Activist clergy members made the demands at the Resurrection Lutheran Church during an event organized by the Boston People’s Reparations Commission. One of the speakers was Reverend Kevin Peterson, who called on “white churches” to join with the group in demanding $15 billion in payments. “We call on the white church in Boston to join us in supporting a black reparations movement,” he said.

Demanding cash from “white churches” was a common theme throughout the event. “Today we call upon this city, its financiers, and its white churches to stop the shirking, stop the lying, tell the truth and pay what he is owed,” declared Reverend John Gibbons, drawing applause from other speakers.

“And we are coming, as Dr. King said, to get our check,” said another speaker.

Elsewhere in the press conference, Peterson outlined how the $15 billion in demanded payments would be used. “$5 billion as initial payment around cash payouts, $5 billion around strengthening our financial institutions, creating a new black bank, five billion dollars in terms of addressing issues of the education achievement gap between blacks and whites,” he said.
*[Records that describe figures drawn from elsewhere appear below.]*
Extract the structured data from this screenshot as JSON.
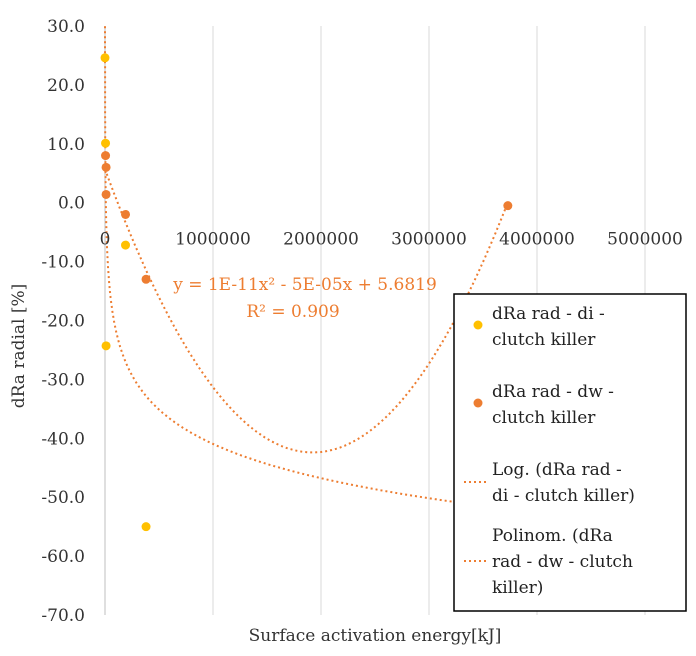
{
  "chart_data": {
    "type": "scatter",
    "xlabel": "Surface activation energy[kJ]",
    "ylabel": "dRa radial [%]",
    "xlim": [
      0,
      5000000
    ],
    "ylim": [
      -70,
      30
    ],
    "x_ticks": [
      0,
      1000000,
      2000000,
      3000000,
      4000000,
      5000000
    ],
    "x_tick_labels": [
      "0",
      "1000000",
      "2000000",
      "3000000",
      "4000000",
      "5000000"
    ],
    "y_ticks": [
      30,
      20,
      10,
      0,
      -10,
      -20,
      -30,
      -40,
      -50,
      -60,
      -70
    ],
    "y_tick_labels": [
      "30.0",
      "20.0",
      "10.0",
      "0.0",
      "-10.0",
      "-20.0",
      "-30.0",
      "-40.0",
      "-50.0",
      "-60.0",
      "-70.0"
    ],
    "grid": {
      "vertical": true,
      "horizontal": false
    },
    "legend_position": "right",
    "series": [
      {
        "name": "dRa rad - di - clutch killer",
        "color": "#ffc000",
        "points": [
          {
            "x": 0,
            "y": 24.6
          },
          {
            "x": 5000,
            "y": 10.1
          },
          {
            "x": 10000,
            "y": -24.3
          },
          {
            "x": 190000,
            "y": -7.2
          },
          {
            "x": 380000,
            "y": -55.0
          }
        ]
      },
      {
        "name": "dRa rad - dw - clutch killer",
        "color": "#ed7d31",
        "points": [
          {
            "x": 5000,
            "y": 8.0
          },
          {
            "x": 10000,
            "y": 6.0
          },
          {
            "x": 10000,
            "y": 1.4
          },
          {
            "x": 190000,
            "y": -2.0
          },
          {
            "x": 380000,
            "y": -13.0
          },
          {
            "x": 3730000,
            "y": -0.5
          }
        ]
      }
    ],
    "trendlines": [
      {
        "name": "Log. (dRa rad - di - clutch killer)",
        "type": "logarithmic",
        "color": "#ed7d31",
        "a": 75.1,
        "b": -8.4
      },
      {
        "name": "Polinom. (dRa rad - dw - clutch killer)",
        "type": "polynomial",
        "color": "#ed7d31",
        "coefficients": [
          5.6819,
          -5e-05,
          1.3e-11
        ]
      }
    ],
    "annotations": {
      "equation": "y = 1E-11x² - 5E-05x + 5.6819",
      "r2": "R² = 0.909"
    },
    "legend_entries": [
      {
        "lines": [
          "dRa rad - di -",
          "clutch killer"
        ],
        "kind": "marker",
        "color": "#ffc000"
      },
      {
        "lines": [
          "dRa rad - dw -",
          "clutch killer"
        ],
        "kind": "marker",
        "color": "#ed7d31"
      },
      {
        "lines": [
          "Log. (dRa rad -",
          "di - clutch killer)"
        ],
        "kind": "line",
        "color": "#ed7d31"
      },
      {
        "lines": [
          "Polinom. (dRa",
          "rad - dw - clutch",
          "killer)"
        ],
        "kind": "line",
        "color": "#ed7d31"
      }
    ]
  }
}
A letter signed by 16 activist clergymen was sent to individual churches demanding that they participate in paying the city’s black residents to “atone for slavery.” The churches named in the latter were King’s Chapel, Arlington Street Church, Trinity Church, and Old South Church.

These places of worship, the group argued, owed hundreds of slaves and have been called on to produce either cash payments, or by creating affordable housing “or financial institutions and economic institutions in black Boston.”

“Somehow, we need to move with some urgency toward action and so part of what we’re doing is to prod and encourage white churches to go beyond what they have done thus far,” said Reverend Gibbons.

Peterson also singled out the Catholic Church, even though it was banned in Massachusetts when the state’s constitution was written in 1780. “‘Not only are we looking at the period of slavery, we’re looking at three centuries of institutionalized anti-black racism and the Catholic Church is inclusive of the churches we want to engage,” he said.

The City of Boston created the Task Force on Reparations in 2022 to write a report on how the city can deliver reparations payments to its black residents.